Des weitern ist Artikel 2 Abs. 1 und 3 des Bundesgesetzes[4] anwendbar.
Art. 3 Grundsätze
Die Pachtverträge werden grundsätzlich in freier Übereinkunft abgeschlossen.
Die Versteigerung oder Submission ist nur erlaubt, wenn der Höchstbetrag der Offerten vorher von der zuständigen Behörde im Sinne von Artikel 21 festgelegt und den Interessenten bei der Eröffnung der Versteigerung oder bei der Submission bekanntgegeben wurde.
Bieten mehrere Steigerer oder Submissionäre den festgesetzten Höchstpreis, so wählt der Verpächter den Pächter unter ihnen nach freiem Ermessen aus.
Die Bestimmungen des 2. Abschnitts sind vorbehalten.
2 Vorpachtrecht und Vorzugspachtrecht
2.1 Vorpachtrecht der Nachkommen des Verpächters
Art. 4 Träger des Rechtes – Im Allgemeinen
Ist ein landwirtschaftliches Gewerbe zu verpachten, so haben die Nachkommen des Verpächters ein Vorpachtrecht, wenn sie das Gewerbe selber bewirtschaften wollen und dafür geeignet sind.
Bei der Beurteilung der Eignung des Vorpachtberechtigten ist auch der Eignung seines Ehegatten oder seines eingetragenen Partners Rechnung zu tragen.
Das Vorpachtrecht fällt dahin, wenn das Pachtverhältnis mit dem Nachkommen für den Verpächter aus wichtigen Gründen unzumutbar ist.
Art. 5 Träger des Rechtes – Gegenüber Dritten
Das Vorpachtrecht kann einem Dritten nur dann entgegengehalten werden, wenn es im Grundbuch angemerkt worden ist.
Die Anmerkung wird vom Grundbuchverwalter auf Gesuch des Berechtigten hin, der sich über seine Identität und sein Alter ausgewiesen hat, vorgenommen.

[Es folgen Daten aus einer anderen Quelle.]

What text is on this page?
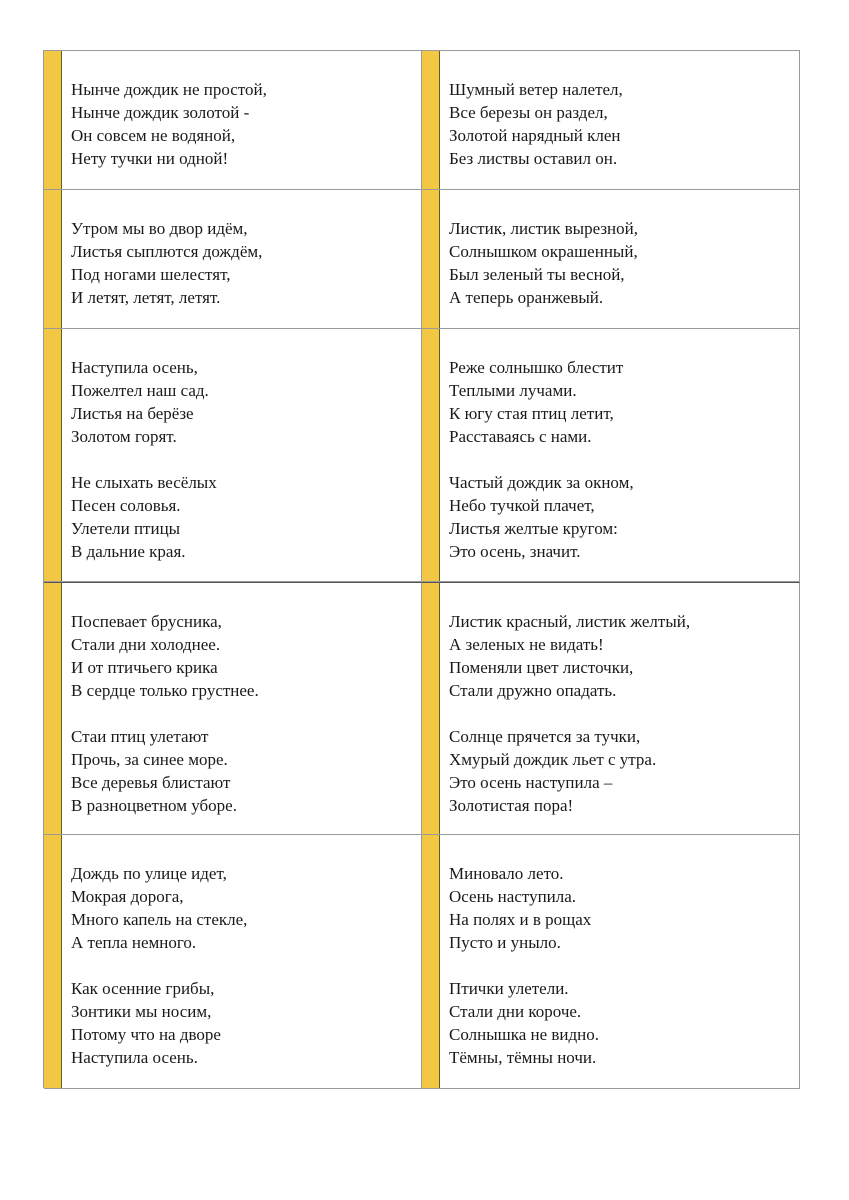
Нынче дождик не простой,
Нынче дождик золотой -
Он совсем не водяной,
Нету тучки ни одной!
Шумный ветер налетел,
Все березы он раздел,
Золотой нарядный клен
Без листвы оставил он.
Утром мы во двор идём,
Листья сыплются дождём,
Под ногами шелестят,
И летят, летят, летят.
Листик, листик вырезной,
Солнышком окрашенный,
Был зеленый ты весной,
А теперь оранжевый.
Наступила осень,
Пожелтел наш сад.
Листья на берёзе
Золотом горят.
Не слыхать весёлых
Песен соловья.
Улетели птицы
В дальние края.
Реже солнышко блестит
Теплыми лучами.
К югу стая птиц летит,
Расставаясь с нами.
Частый дождик за окном,
Небо тучкой плачет,
Листья желтые кругом:
Это осень, значит.
Поспевает брусника,
Стали дни холоднее.
И от птичьего крика
В сердце только грустнее.
Стаи птиц улетают
Прочь, за синее море.
Все деревья блистают
В разноцветном уборе.
Листик красный, листик желтый,
А зеленых не видать!
Поменяли цвет листочки,
Стали дружно опадать.
Солнце прячется за тучки,
Хмурый дождик льет с утра.
Это осень наступила –
Золотистая пора!
Дождь по улице идет,
Мокрая дорога,
Много капель на стекле,
А тепла немного.
Как осенние грибы,
Зонтики мы носим,
Потому что на дворе
Наступила осень.
Миновало лето.
Осень наступила.
На полях и в рощах
Пусто и уныло.
Птички улетели.
Стали дни короче.
Солнышка не видно.
Тёмны, тёмны ночи.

Hat der Nachkomme das 18. Altersjahr vollendet, so kann er auch ohne Zustimmung seines gesetzlichen Vertreters verlangen, dass sein Vorpachtrecht angemerkt wird.
Art. 6 Ausübung
Der Verpächter muss seine Nachkommen unverzüglich über den Abschluss eines Pachtvertrages mit einem Dritten und über den Inhalt des Vertrages in Kenntnis setzen.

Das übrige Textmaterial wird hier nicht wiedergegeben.